I bought a western revolver from a guy; it was beautiful. One day I was polishing it and the captain walked by. He said, ‘That is really nice, why don’t you wear it on duty?'”

“I said that it was not regulation, and he said, ‘As long as I say you can, you can.’ Another officer questioned me about wearing it, and I said because the captain said I could. The captain walked up and said, ‘That’s right’.”

“I think he liked me.”

“We always had another ship with us. It would stay ahead of us, but one day I was on the bow watch with a buddy, and he said, ‘What’s going on?’ The ship was turning back toward us. They put their prow (the bow) against ours, and I said, ‘What’s going on?’ They (sailors on the other ship) said, ‘Don’t you see that mine?’ Then they pushed us out of the way, and blew it up.”

He said they always had to be on the lookout for mines, and a cousin of his was on the bow watch on a ship in the Atlantic when it hit a mine.

“He spent three days floating around, and his leg was all banged up. He was in a hospital in Europe for quite a while, then in one in the U.S. for quite a while before they let him go home,” he explained.

“After the atomic bomb, the captain had to go into a meeting. Another fellow and I went walking around. We found a warehouse with miniature two-man Japanese subs. I climbed down into one, he climbed into another. It was like sitting on a bicycle seat,” he added.

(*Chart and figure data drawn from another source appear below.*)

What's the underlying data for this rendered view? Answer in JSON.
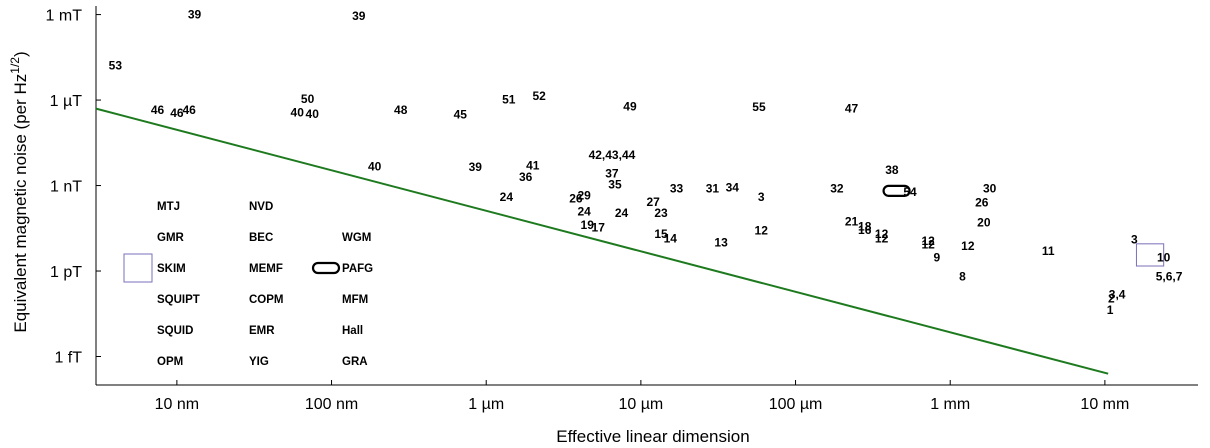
{
  "chart_data": {
    "type": "scatter",
    "xlabel": "Effective linear dimension",
    "ylabel": "Equivalent magnetic noise (per Hz",
    "ylabel_exp": "1/2",
    "ylabel_close": ")",
    "x_scale": "log",
    "y_scale": "log",
    "xlim": [
      3e-09,
      0.04
    ],
    "ylim": [
      1e-16,
      0.002
    ],
    "x_ticks": [
      {
        "value": 1e-08,
        "label": "10 nm"
      },
      {
        "value": 1e-07,
        "label": "100 nm"
      },
      {
        "value": 1e-06,
        "label": "1 µm"
      },
      {
        "value": 1e-05,
        "label": "10 µm"
      },
      {
        "value": 0.0001,
        "label": "100 µm"
      },
      {
        "value": 0.001,
        "label": "1 mm"
      },
      {
        "value": 0.01,
        "label": "10 mm"
      }
    ],
    "y_ticks": [
      {
        "value": 1e-15,
        "label": "1 fT"
      },
      {
        "value": 1e-12,
        "label": "1 pT"
      },
      {
        "value": 1e-09,
        "label": "1 nT"
      },
      {
        "value": 1e-06,
        "label": "1 µT"
      },
      {
        "value": 0.001,
        "label": "1 mT"
      }
    ],
    "trend_line": {
      "color": "#1e7a1e",
      "x": [
        3e-09,
        0.0105
      ],
      "y": [
        5e-07,
        2.5e-16
      ]
    },
    "points": [
      {
        "label": "39",
        "x": 1.3e-08,
        "y": 0.001
      },
      {
        "label": "39",
        "x": 1.5e-07,
        "y": 0.0009
      },
      {
        "label": "53",
        "x": 4e-09,
        "y": 1.6e-05
      },
      {
        "label": "46",
        "x": 7.5e-09,
        "y": 4.5e-07
      },
      {
        "label": "46",
        "x": 1e-08,
        "y": 3.5e-07
      },
      {
        "label": "46",
        "x": 1.2e-08,
        "y": 4.5e-07
      },
      {
        "label": "50",
        "x": 7e-08,
        "y": 1.1e-06
      },
      {
        "label": "40",
        "x": 6e-08,
        "y": 3.6e-07
      },
      {
        "label": "40",
        "x": 7.5e-08,
        "y": 3.3e-07
      },
      {
        "label": "48",
        "x": 2.8e-07,
        "y": 4.5e-07
      },
      {
        "label": "45",
        "x": 6.8e-07,
        "y": 3.1e-07
      },
      {
        "label": "51",
        "x": 1.4e-06,
        "y": 1.05e-06
      },
      {
        "label": "52",
        "x": 2.2e-06,
        "y": 1.4e-06
      },
      {
        "label": "49",
        "x": 8.5e-06,
        "y": 6e-07
      },
      {
        "label": "55",
        "x": 5.8e-05,
        "y": 5.7e-07
      },
      {
        "label": "47",
        "x": 0.00023,
        "y": 5e-07
      },
      {
        "label": "40",
        "x": 1.9e-07,
        "y": 4.7e-09
      },
      {
        "label": "39",
        "x": 8.5e-07,
        "y": 4.5e-09
      },
      {
        "label": "41",
        "x": 2e-06,
        "y": 5e-09
      },
      {
        "label": "42,43,44",
        "x": 6.5e-06,
        "y": 1.2e-08
      },
      {
        "label": "36",
        "x": 1.8e-06,
        "y": 2e-09
      },
      {
        "label": "37",
        "x": 6.5e-06,
        "y": 2.6e-09
      },
      {
        "label": "35",
        "x": 6.8e-06,
        "y": 1.1e-09
      },
      {
        "label": "38",
        "x": 0.00042,
        "y": 3.5e-09
      },
      {
        "label": "33",
        "x": 1.7e-05,
        "y": 8e-10
      },
      {
        "label": "31",
        "x": 2.9e-05,
        "y": 8e-10
      },
      {
        "label": "34",
        "x": 3.9e-05,
        "y": 8.5e-10
      },
      {
        "label": "32",
        "x": 0.000185,
        "y": 8e-10
      },
      {
        "label": "30",
        "x": 0.0018,
        "y": 8e-10
      },
      {
        "label": "54",
        "x": 0.00055,
        "y": 6e-10
      },
      {
        "label": "3",
        "x": 6e-05,
        "y": 4e-10
      },
      {
        "label": "24",
        "x": 1.35e-06,
        "y": 4e-10
      },
      {
        "label": "26",
        "x": 3.8e-06,
        "y": 3.5e-10
      },
      {
        "label": "29",
        "x": 4.3e-06,
        "y": 4.5e-10
      },
      {
        "label": "27",
        "x": 1.2e-05,
        "y": 2.6e-10
      },
      {
        "label": "26",
        "x": 0.0016,
        "y": 2.5e-10
      },
      {
        "label": "24",
        "x": 4.3e-06,
        "y": 1.25e-10
      },
      {
        "label": "24",
        "x": 7.5e-06,
        "y": 1.1e-10
      },
      {
        "label": "23",
        "x": 1.35e-05,
        "y": 1.1e-10
      },
      {
        "label": "19",
        "x": 4.5e-06,
        "y": 4.2e-11
      },
      {
        "label": "17",
        "x": 5.3e-06,
        "y": 3.4e-11
      },
      {
        "label": "20",
        "x": 0.00165,
        "y": 5e-11
      },
      {
        "label": "21",
        "x": 0.00023,
        "y": 5.5e-11
      },
      {
        "label": "18",
        "x": 0.00028,
        "y": 3.7e-11
      },
      {
        "label": "16",
        "x": 0.00028,
        "y": 2.8e-11
      },
      {
        "label": "12",
        "x": 6e-05,
        "y": 2.6e-11
      },
      {
        "label": "12",
        "x": 0.00036,
        "y": 2e-11
      },
      {
        "label": "12",
        "x": 0.00036,
        "y": 1.4e-11
      },
      {
        "label": "15",
        "x": 1.35e-05,
        "y": 2e-11
      },
      {
        "label": "14",
        "x": 1.55e-05,
        "y": 1.4e-11
      },
      {
        "label": "13",
        "x": 3.3e-05,
        "y": 1e-11
      },
      {
        "label": "12",
        "x": 0.00072,
        "y": 1.15e-11
      },
      {
        "label": "12",
        "x": 0.00072,
        "y": 8.5e-12
      },
      {
        "label": "12",
        "x": 0.0013,
        "y": 7.5e-12
      },
      {
        "label": "3",
        "x": 0.0155,
        "y": 1.3e-11
      },
      {
        "label": "11",
        "x": 0.0043,
        "y": 5e-12
      },
      {
        "label": "9",
        "x": 0.00082,
        "y": 3e-12
      },
      {
        "label": "10",
        "x": 0.024,
        "y": 3e-12
      },
      {
        "label": "8",
        "x": 0.0012,
        "y": 6.5e-13
      },
      {
        "label": "5,6,7",
        "x": 0.026,
        "y": 6.5e-13
      },
      {
        "label": "3,4",
        "x": 0.012,
        "y": 1.5e-13
      },
      {
        "label": "2",
        "x": 0.011,
        "y": 1.1e-13
      },
      {
        "label": "1",
        "x": 0.0108,
        "y": 4.3e-14
      }
    ],
    "legend": [
      {
        "label": "MTJ",
        "col": 0,
        "row": 0,
        "marker": "none"
      },
      {
        "label": "GMR",
        "col": 0,
        "row": 1,
        "marker": "none"
      },
      {
        "label": "SKIM",
        "col": 0,
        "row": 2,
        "marker": "box"
      },
      {
        "label": "SQUIPT",
        "col": 0,
        "row": 3,
        "marker": "none"
      },
      {
        "label": "SQUID",
        "col": 0,
        "row": 4,
        "marker": "none"
      },
      {
        "label": "OPM",
        "col": 0,
        "row": 5,
        "marker": "none"
      },
      {
        "label": "NVD",
        "col": 1,
        "row": 0,
        "marker": "none"
      },
      {
        "label": "BEC",
        "col": 1,
        "row": 1,
        "marker": "none"
      },
      {
        "label": "MEMF",
        "col": 1,
        "row": 2,
        "marker": "none"
      },
      {
        "label": "COPM",
        "col": 1,
        "row": 3,
        "marker": "none"
      },
      {
        "label": "EMR",
        "col": 1,
        "row": 4,
        "marker": "none"
      },
      {
        "label": "YIG",
        "col": 1,
        "row": 5,
        "marker": "none"
      },
      {
        "label": "WGM",
        "col": 2,
        "row": 1,
        "marker": "none"
      },
      {
        "label": "PAFG",
        "col": 2,
        "row": 2,
        "marker": "pill"
      },
      {
        "label": "MFM",
        "col": 2,
        "row": 3,
        "marker": "none"
      },
      {
        "label": "Hall",
        "col": 2,
        "row": 4,
        "marker": "none"
      },
      {
        "label": "GRA",
        "col": 2,
        "row": 5,
        "marker": "none"
      }
    ],
    "region_markers": [
      {
        "shape": "box",
        "color": "#7a6fb8",
        "x_range": [
          0.016,
          0.024
        ],
        "y_range": [
          1.5e-12,
          9e-12
        ]
      },
      {
        "shape": "pill",
        "color": "#000000",
        "x": 0.00045,
        "y": 6.5e-10
      }
    ]
  }
}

The Tallulah participated in campaigns including the consolidation of the Solomon Islands in February, 1943; Gilbert Islands operations in November and December of 1943; Marshall Islands operation in January and February 1944; raids on Palau, Yap, Ulithi and Woleai islands during March and April 1944; the capture and occupation of Saipan, 11 June to 10 August, 1944; the Battle of the Philippine Sea on 19 and 20 June 1944; the capture and occupation of Guam from 12 July to 15 August, 1944; the capture and occupation of Iwo Jima, 15 February to 2 March, 1945; the assault and occupation of Okinawa Gunto, 10 March, 1945 and the Fifth and Third Fleets raids in support of the Okinawa operation from 16 March to 9 June, 1945.

Gordon McDonald still lives in Warren, Pennsylvania, a famous place to at least one Russian.

And Tullulah?

She earned seven Battle Stars during World War II and came to an ignoble end in 1986 when she was sold for $238,000 as scrap.